Owensboro Human Relations Commission

Why do we have a human relations commission?

Because any practice of discrimination against an individual or group because of race, creed, color, sex, age,or national origin is deemed by the Board of Commissioners of the City of Owensboro to be detrimental to the peace, progress, and future of the City of Owensboro and the citizens thereof;
The progress of this city and the general well-being of all of its citizens can be greatly enhanced by participation in community efforts by all citizens;
To implement a constructive approach to the elimination of any discriminatory practices in the City of Owensboro;
Each individual has a right under the law to Equal Employment, education and housing opportunity.

What does the human relations commission do?

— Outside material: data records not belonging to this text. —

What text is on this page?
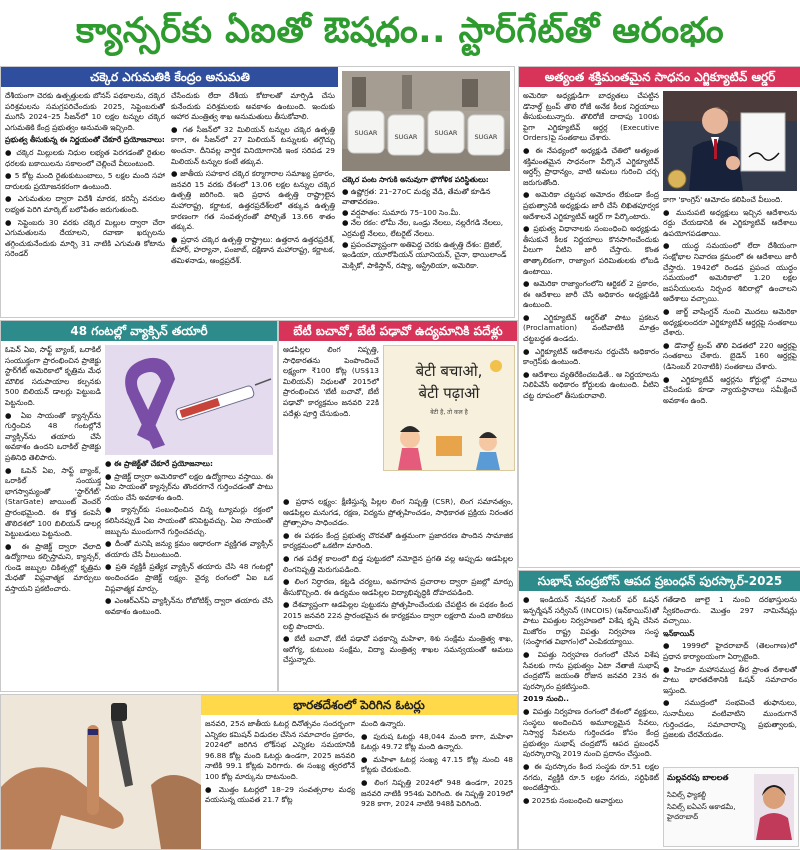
క్యాన్సర్‌కు ఏఐతో ఔషధం.. స్టార్‌గేట్‌తో ఆరంభం
చక్కెర ఎగుమతికి కేంద్రం అనుమతి

దేశీయంగా చెరకు ఉత్పత్తులకు బోనస్ పథకాలను, దక్కెర పరిశ్రమలను సమగ్రపరిచేందుకు 2025, సెప్టెంబరుతో ముగిసే 2024–25 సీజన్‌లో 10 లక్షల టన్నుల చక్కెర ఎగుమతికి కేంద్ర ప్రభుత్వం అనుమతి ఇచ్చింది.

ప్రభుత్వ తీసుకున్న ఈ నిర్ణయంతో చేకూరే ప్రయోజనాలు:

● చక్కెర మిల్లులకు నిధుల లభ్యత పెరగడంతో రైతుల ధరలకు బకాయిలను సకాలంలో చెల్లించే వీలుంటుంది.

● 5 కోట్ల మంది రైతుకుటుంబాలు, 5 లక్షల మంది సహా దారులకు ప్రయోజనకరంగా ఉంటుంది.

● ఎగుమతుల ద్వారా విదేశీ మారక, కరెన్సీ వనరుల లభ్యత పెరిగి మార్కెట్ బలోపేతం జరుగుతుంది.

● సెప్టెంబరు 30 వరకు చక్కెర మిల్లుల ద్వారా చేరా ఎగుమతులను దేయాలని, రవాణా ఖర్చులను తగ్గించుకునేందుకు మార్చి 31 నాటికి ఎగుమతి కోటాను సరెండర్

చేసేందుకు లేదా దేశీయ కోటాలతో మార్పిడి చేసు కునేందుకు పరిశ్రమలకు అవకాశం ఉంటుంది. ఇందుకు ఆహార మంత్రిత్వ శాఖ అనుమతులు తీసుకోవాలి.

● గత సీజన్‌లో 32 మిలియన్ టన్నుల చక్కెర ఉత్పత్తి కాగా, ఈ సీజన్‌లో 27 మిలియన్ టన్నులకు తగ్గొచ్చు అంచనా. దీనివల్ల వార్షిక వినియోగానికి ఇంక సరిపడ 29 మిలియన్ టన్నుల కంటే తక్కువ.

● జాతీయ సహకార చక్కెర కర్మాగారాల సమాఖ్య ప్రకారం, జనవరి 15 వరకు దేశంలో 13.06 లక్షల టన్నుల చక్కెర ఉత్పత్తి జరిగింది. ఇది ప్రధాన ఉత్పత్తి రాష్ట్రాలైన మహారాష్ట్ర, కర్ణాటక, ఉత్తరప్రదేశ్‌లలో తక్కువ ఉత్పత్తి కారణంగా గత సంవత్సరంతో పోల్చితే 13.66 శాతం తక్కువ.

● ప్రధాన చక్కెర ఉత్పత్తి రాష్ట్రాలు: ఉత్తరాన ఉత్తరప్రదేశ్, బీహార్, హర్యానా, పంజాబ్, దక్షిణాన మహారాష్ట్ర, కర్ణాటక, తమిళనాడు, ఆంధ్రప్రదేశ్.

SUGAR	SUGAR	SUGAR	SUGAR

చక్కెర పంట సాగుకి అనువుగా భౌగోళిక పరిస్థితులు:

● ఉష్ణోగ్రత: 21–27oC మధ్య వేడి, తేమతో కూడిన వాతావరణం.

● వర్షపాతం: సుమారు 75–100 సెం.మీ.

● నేల రకం: లోమీ నేల, ఒండ్రు నేలలు, నల్లరేగడి నేలలు, ఎర్రమట్టి నేలలు, లేటరైట్ నేలలు.

● ప్రపంచవ్యాప్తంగా అతిపెద్ద చెరకు ఉత్పత్తి దేశం: బ్రెజిల్, ఇండియా, యూరోపియన్ యూనియన్, చైనా, థాయిలాండ్ మెక్సికో, పాకిస్తాన్, రష్యా, ఆస్ట్రేలియా, అమెరికా.

అత్యంత శక్తిమంతమైన సాధనం ఎగ్జిక్యూటివ్ ఆర్డర్

అమెరికా అధ్యక్షుడిగా బాధ్యతలు చేపట్టిన డొనాల్డ్ ట్రంప్ తొలి రోజే అనేక కీలక నిర్ణయాలు తీసుకుంటున్నారు. తొలిరోజే దాదాపు 100కు పైగా ఎగ్జిక్యూటివ్ ఆర్డర్ల (Executive Orders)పై సంతకాలు చేశారు.

● ఈ నేపథ్యంలో అధ్యక్షుడి చేతిలో అత్యంత శక్తిమంతమైన సాధనంగా పేర్కొనే ఎగ్జిక్యూటివ్ ఆర్డర్స్ ప్రాధాన్యం, వాటి అమలు గురించి చర్చ జరుగుతోంది.

● అమెరికా చట్టసభ ఆమోదం లేకుండా కేంద్ర ప్రభుత్వానికి అధ్యక్షుడు జారీ చేసే లిఖితపూర్వక ఆదేశాలనే ఎగ్జిక్యూటివ్ ఆర్డర్ గా పేర్కొంటారు.

● ప్రభుత్వ విధానాలకు సంబంధించి అధ్యక్షుడు తీసుకునే కీలక నిర్ణయాలు కొనసాగించేందుకు వీలుగా వీటిని జారీ చేస్తారు. కొంత తాత్కాలికంగా, రాజ్యాంగ పరిమితులకు లోబడి ఉంటాయి.

● అమెరికా రాజ్యాంగంలోని ఆర్టికల్ 2 ప్రకారం, ఈ ఆదేశాలు జారీ చేసే అధికారం అధ్యక్షుడికి ఉంటుంది.

● ఎగ్జిక్యూటివ్ ఆర్డర్‌తో పాటు ప్రకటన (Proclamation) వంటివాటికి మాత్రం చట్టబద్ధత ఉండదు.

● ఎగ్జిక్యూటివ్ ఆదేశాలను రద్దుచేసే అధికారం కాంగ్రెస్‌కు ఉంటుంది.

● ఆదేశాలు వ్యతిరేకించబడితే.. ఆ నిర్ణయాలను నిలిపివేసే అధికారం కోర్టులకు ఉంటుంది. వీటిని చట్ట రూపంలో తీసుకురావాలి.

కాగా 'కాంగ్రెస్' ఆమోదం కలిపించే వీలుంది.

● మునుపటి అధ్యక్షులు ఇచ్చిన ఆదేశాలను రద్దు చేయడానికి ఈ ఎగ్జిక్యూటివ్ ఆదేశాలు ఉపయోగపడతాయి.

● యుద్ధ సమయంలో లేదా దేశీయంగా సంక్షోభాల నివారణ క్రమంలో ఈ ఆదేశాలు జారీ చేస్తారు. 1942లో రెండవ ప్రపంచ యుద్ధం సమయంలో అమెరికాలో 1.20 లక్షల జపనీయులను నిర్బంధ శిబిరాల్లో ఉంచాలని ఆదేశాలు వచ్చాయి.

● జార్జ్ వాషింగ్టన్ నుంచి మొదలు అమెరికా అధ్యక్షులందరూ ఎగ్జిక్యూటివ్ ఆర్డర్లపై సంతకాలు చేశారు.

● డొనాల్డ్ ట్రంప్ తొలి విడతలో 220 ఆర్డర్లపై సంతకాలు చేశారు. బైడెన్ 160 ఆర్డర్లపై (డిసెంబర్ 20నాటికి) సంతకాలు చేశారు.

● ఎగ్జిక్యూటివ్ ఆర్డర్లను కోర్టుల్లో సవాలు చేసేందుకు కూడా న్యాయస్థానాలు సమీక్షించే అవకాశం ఉంది.

48 గంటల్లో వ్యాక్సిన్ తయారీ

ఓపెన్ ఏఐ, సాఫ్ట్ బ్యాంక్, ఒరాకిల్ సంయుక్తంగా ప్రారంభించిన ప్రాజెక్టు స్టార్‌గేట్ అమెరికాలో కృత్రిమ మేధ మౌలిక సదుపాయాల కల్పనకు 500 బిలియన్ డాలర్లు పెట్టుబడి పెట్టనుంది.

● ఏఐ సాయంతో క్యాన్సర్‌ను గుర్తించిన 48 గంటల్లోనే వ్యాక్సిన్‌ను తయారు చేసే అవకాశం ఉందని ఒరాకిల్ ప్రాజెక్టు ప్రతినిధి తెలిపారు.

● ఓపెన్ ఏఐ, సాఫ్ట్ బ్యాంక్, ఒరాకిల్ సంయుక్త భాగస్వామ్యంతో 'స్టార్‌గేట్' (StarGate) జాయింట్ వెంచర్ ప్రారంభమైంది. ఈ కొత్త కంపెనీ తొలిదశలో 100 బిలియన్ డాలర్ల పెట్టుబడులు పెట్టనుంది.

● ఈ ప్రాజెక్ట్ ద్వారా వేలాది ఉద్యోగాలు కల్పిస్తామని, క్యాన్సర్, గుండె జబ్బుల చికిత్సల్లో కృత్రిమ మేధతో విప్లవాత్మక మార్పులు వస్తాయని ప్రకటించారు.

● ఈ ప్రాజెక్ట్‌తో చేకూరే ప్రయోజనాలు:

● ప్రాజెక్ట్ ద్వారా అమెరికాలో లక్షల ఉద్యోగాలు వస్తాయి. ఈ ఏఐ సాయంతో క్యాన్సర్‌ను తొందరగానే గుర్తించడంతో పాటు నయం చేసే అవకాశం ఉంది.

● క్యాన్సర్‌కు సంబంధించిన చిన్న ట్యూమర్లు రక్తంలో కలిసినప్పుడే ఏఐ సాయంతో కనిపెట్టవచ్చు. ఏఐ సాయంతో జబ్బును ముందుగానే గుర్తించవచ్చు.

● దీంతో మనిషి జన్యు క్రమం ఆధారంగా వ్యక్తిగత వ్యాక్సిన్ తయారు చేసే వీలుంటుంది.

● ప్రతి వ్యక్తికీ ప్రత్యేక వ్యాక్సిన్ తయారు చేసి 48 గంటల్లో అందించడం ప్రాజెక్ట్ లక్ష్యం. వైద్య రంగంలో ఏఐ ఒక విప్లవాత్మక మార్పు.

● ఎంఆర్ఎన్ఏ వ్యాక్సిన్‌ను రోబోటిక్స్ ద్వారా తయారు చేసే అవకాశం ఉంటుంది.

బేటీ బచావో, బేటీ పఢావో ఉద్యమానికి పదేళ్లు

ఆడపిల్లల లింగ నిష్పత్తి, సాధికారతను పెంపొందించే లక్ష్యంగా ₹100 కోట్ల (US$13 మిలియన్) నిధులతో 2015లో ప్రారంభించిన 'బేటీ బచావో, బేటీ పఢావో' కార్యక్రమం జనవరి 22కి పదేళ్లు పూర్తి చేసుకుంది.

बेटी बचाओ,
बेटी पढ़ाओ
बेटी है, तो कल है

● ప్రధాన లక్ష్యం: క్షీణిస్తున్న పిల్లల లింగ నిష్పత్తి (CSR), లింగ సమానత్వం, ఆడపిల్లల మనుగడ, రక్షణ, విద్యను ప్రోత్సహించడం, సాధికారత ప్రక్రియ నిరంతర ప్రోత్సాహం సాధించడం.

● ఈ పథకం కేంద్ర ప్రభుత్వ చొరవతో ఉత్తమంగా ప్రజాదరణ పొందిన సామాజిక కార్యక్రమంలో ఒకటిగా మారింది.

● గత పదేళ్ల కాలంలో బిడ్డ పుట్టుకలో నమోదైన ప్రగతి వల్ల అప్పుడు ఆడపిల్లల లింగనిష్పత్తి మెరుగుపడింది.

● లింగ నిర్ధారణ, కట్టడి చర్యలు, అవగాహన ప్రచారాల ద్వారా ప్రజల్లో మార్పు తీసుకొచ్చింది. ఈ ఉద్యమం ఆడపిల్లల విద్యాభివృద్ధికి దోహదపడింది.

● దేశవ్యాప్తంగా ఆడపిల్లల పుట్టుకను ప్రోత్సహించేందుకు చేపట్టిన ఈ పథకం కింద 2015 జనవరి 22న ప్రారంభమైన ఈ కార్యక్రమం ద్వారా లక్షలాది మంది బాలికలు లబ్ధి పొందారు.

● బేటీ బచావో, బేటీ పఢావో పథకాన్ని మహిళా, శిశు సంక్షేమ మంత్రిత్వ శాఖ, ఆరోగ్య, కుటుంబ సంక్షేమ, విద్యా మంత్రిత్వ శాఖల సమన్వయంతో అమలు చేస్తున్నారు.

సుభాష్ చంద్రబోస్ ఆపద ప్రబంధన్ పురస్కార్-2025

● ఇండియన్ నేషనల్ సెంటర్ ఫర్ ఓషన్ ఇన్ఫర్మేషన్ సర్వీసెస్ (INCOIS) (ఇన్‌కాయిస్)తో పాటు విపత్తుల నిర్వహణలో విశేష కృషి చేసిన మిజోరం రాష్ట్ర విపత్తు నిర్వహణ సంస్థ (సంస్థాగత విభాగం)లో ఎంపికయ్యాయి.

● విపత్తు నిర్వహణ రంగంలో చేసిన విశేష సేవలకు గాను ప్రభుత్వం ఏటా నేతాజీ సుభాష్ చంద్రబోస్ జయంతి రోజున జనవరి 23న ఈ పురస్కారం ప్రకటిస్తుంది.

2019 నుంచి..

● విపత్తు నిర్వహణ రంగంలో దేశంలో వ్యక్తులు, సంస్థలు అందించిన అమూల్యమైన సేవలు, నిస్వార్థ సేవలను గుర్తించడం కోసం కేంద్ర ప్రభుత్వం సుభాష్ చంద్రబోస్ ఆపద ప్రబంధన్ పురస్కారాన్ని 2019 నుంచి ప్రదానం చేస్తుంది.

● ఈ పురస్కారం కింద సంస్థకు రూ.51 లక్షల నగదు, వ్యక్తికి రూ.5 లక్షల నగదు, సర్టిఫికెట్ అందజేస్తారు.

● 2025కు సంబంధించి అవార్డులు

గతేడాది జూలై 1 నుంచి దరఖాస్తులను స్వీకరించారు. మొత్తం 297 నామినేషన్లు వచ్చాయి.

ఇన్‌కాయిస్

● 1999లో హైదరాబాద్ (తెలంగాణ)లో ప్రధాన కార్యాలయంగా ఏర్పాటైంది.

● హిందూ మహాసముద్ర తీర ప్రాంత దేశాలతో పాటు భారతదేశానికి ఓషన్ సమాచారం ఇస్తుంది.

● సముద్రంలో సంభవించే తుఫానులు, సునామీలు వంటివాటిని ముందుగానే గుర్తించడం, సమాచారాన్ని ప్రభుత్వాలకు, ప్రజలకు చేరవేయడం.

మల్లవరపు బాలలత
సివిల్స్ ఫ్యాకల్టీ
సివిల్స్ ఐఏఎస్ అకాడమీ, హైదరాబాద్
భారతదేశంలో పెరిగిన ఓటర్లు

జనవరి, 25న జాతీయ ఓటర్ల దినోత్సవం సందర్భంగా ఎన్నికల కమిషన్ విడుదల చేసిన సమాచారం ప్రకారం, 2024లో జరిగిన లోక్‌సభ ఎన్నికల సమయానికి 96.88 కోట్ల మంది ఓటర్లు ఉండగా, 2025 జనవరి నాటికి 99.1 కోట్లకు పెరిగారు. ఈ సంఖ్య త్వరలోనే 100 కోట్ల మార్కును దాటనుంది.

● మొత్తం ఓటర్లలో 18–29 సంవత్సరాల మధ్య వయసున్న యువత 21.7 కోట్ల

మంది ఉన్నారు.

● పురుష ఓటర్లు 48,044 మంది కాగా, మహిళా ఓటర్లు 49.72 కోట్ల మంది ఉన్నారు.

● మహిళా ఓటర్ల సంఖ్య 47.15 కోట్ల నుంచి 48 కోట్లకు చేరుకుంది.

● లింగ నిష్పత్తి 2024లో 948 ఉండగా, 2025 జనవరి నాటికి 954కు పెరిగింది. ఈ నిష్పత్తి 2019లో 928 కాగా, 2024 నాటికి 948కి పెరిగింది.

It endeavors to promote and secure mutual understanding and respect among all economic, social, religious, ethnic and racial groups in the city;

It acts as a conciliator in controversies involving inter-group and inter-racial relations;
It cooperates with Federal, state and other city agencies in an effort to develop harmonious inter-group and inter-racial relations;
It enlists the support of other groups dedicated to the improvement of human relations and the elimination of discriminatory practices;
It receives complaints of discrimination because of race, creed, color, sex, or age and provides the complainant with assistance in seeking elimination of the discrimination;
It initiates and facilitates discussion between individuals and groups through public hearings and workshops;
It serves as a clearinghouse for information about problems involving human rights.

History

The Commission was established by the City of Owensboro Board of Directors on September 22, 1972. It was restructured in 2001.

There are 6 purposes:

1. To administer a responsible human relations program.
2. To promote and secure mutual understanding a respect among social economic, religious, ethnic, racial, gender, handicapped and age groups.
3. To conciliate the groups listed above.
4. To enlist the support of civic, religious, labor, commercial and civil leaders dedicated to the improvement of intergroup relations and the elimination of discriminatory practices.
5. To receive complaints, conduct investigations, hold hearings and make studies.
6. To carry out such objectives as contained in the ordinance creating the Commission.